The Southland Museum and Art Gallery, Anderson Park and Rugby Park were hot topics.
The council is dealing with safety, maintenance and the need for earthquake strengthening at the three facilities.
Resident Anke Habgood, a mother of four, said she was concerned her children could grow up without a proper museum if the council took any longer to make a decision about the matter.
She would like the renovation of the museum to be done " far more urgently" than was planned, she said.
"My two older children were 7 and 4 years old when the museum closed," she said.
"If the museum does not open again until 2026, then they will be potentially 16 and 13 years old when it reopens."

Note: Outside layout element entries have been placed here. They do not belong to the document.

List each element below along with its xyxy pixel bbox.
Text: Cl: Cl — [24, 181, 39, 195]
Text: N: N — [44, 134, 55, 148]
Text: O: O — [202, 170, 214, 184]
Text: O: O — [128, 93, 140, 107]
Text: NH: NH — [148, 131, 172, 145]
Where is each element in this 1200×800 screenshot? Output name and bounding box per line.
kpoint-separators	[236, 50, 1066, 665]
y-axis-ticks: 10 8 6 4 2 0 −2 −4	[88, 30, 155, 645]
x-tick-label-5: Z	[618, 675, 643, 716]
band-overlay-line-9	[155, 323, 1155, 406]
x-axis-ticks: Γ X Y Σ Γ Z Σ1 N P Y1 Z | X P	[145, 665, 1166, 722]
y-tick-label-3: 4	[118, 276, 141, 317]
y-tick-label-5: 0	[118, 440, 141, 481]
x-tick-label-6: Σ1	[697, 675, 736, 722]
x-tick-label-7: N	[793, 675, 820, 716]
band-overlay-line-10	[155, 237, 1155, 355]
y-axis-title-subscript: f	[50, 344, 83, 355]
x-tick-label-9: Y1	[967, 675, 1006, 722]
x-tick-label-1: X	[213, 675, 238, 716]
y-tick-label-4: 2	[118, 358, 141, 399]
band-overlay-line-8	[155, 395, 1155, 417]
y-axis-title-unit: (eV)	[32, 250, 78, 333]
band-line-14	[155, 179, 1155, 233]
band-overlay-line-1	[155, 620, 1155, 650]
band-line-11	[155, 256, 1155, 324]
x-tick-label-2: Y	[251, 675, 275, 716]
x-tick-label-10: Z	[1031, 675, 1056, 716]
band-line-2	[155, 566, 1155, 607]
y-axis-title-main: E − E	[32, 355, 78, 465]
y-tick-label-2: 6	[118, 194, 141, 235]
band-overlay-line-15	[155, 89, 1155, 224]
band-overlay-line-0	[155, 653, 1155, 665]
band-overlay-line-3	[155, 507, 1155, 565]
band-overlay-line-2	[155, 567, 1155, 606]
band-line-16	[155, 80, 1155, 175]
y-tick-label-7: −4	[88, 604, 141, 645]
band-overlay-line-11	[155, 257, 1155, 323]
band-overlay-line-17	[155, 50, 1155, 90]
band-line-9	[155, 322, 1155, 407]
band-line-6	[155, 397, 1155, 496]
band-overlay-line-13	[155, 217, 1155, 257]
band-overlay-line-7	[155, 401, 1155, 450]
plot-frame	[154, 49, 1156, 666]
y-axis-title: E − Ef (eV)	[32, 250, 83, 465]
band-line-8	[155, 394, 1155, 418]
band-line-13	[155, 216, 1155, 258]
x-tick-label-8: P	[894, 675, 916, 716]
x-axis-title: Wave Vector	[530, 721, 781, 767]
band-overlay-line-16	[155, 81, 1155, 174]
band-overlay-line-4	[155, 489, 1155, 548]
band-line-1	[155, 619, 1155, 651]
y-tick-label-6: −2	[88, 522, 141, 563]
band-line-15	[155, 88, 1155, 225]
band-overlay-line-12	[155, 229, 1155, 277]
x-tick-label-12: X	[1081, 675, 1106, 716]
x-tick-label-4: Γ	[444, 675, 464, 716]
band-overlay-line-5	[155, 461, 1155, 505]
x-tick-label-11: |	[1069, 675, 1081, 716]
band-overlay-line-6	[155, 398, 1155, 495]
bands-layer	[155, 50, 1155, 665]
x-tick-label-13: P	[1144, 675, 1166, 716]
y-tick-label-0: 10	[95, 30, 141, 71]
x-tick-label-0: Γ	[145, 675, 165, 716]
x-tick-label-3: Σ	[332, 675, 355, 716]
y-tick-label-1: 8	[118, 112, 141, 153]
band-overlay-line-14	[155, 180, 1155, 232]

Anderson House Trust chairman Craig Macalister told councillors the 2018-28 plan had agreed to earthquake strengthen the house, install a lift and upgrade toilet facilities, at a cost of $1.7million, but this had not come to fruition.
A budget of $1.2million for earthquake strengthening and maintenance of the house was approved by the council in October last year, but no progress had been made yet.
"There is no publicly notified pathway as to when work will commence and the expected time for the work," he said in his submission.
Rugby Southland general manager Steve Mitchell urged the council to work on a solution for the problems at Rugby Park.
Its office was closed and part of grandstand could not be used, for safety reasons.
"The board of Rugby Southland have stated no staff, players or visiting teams can access these areas until it has been deemed safe."
He urged the council to make progress on the matter and highlighted the importance of the sport for the region and country.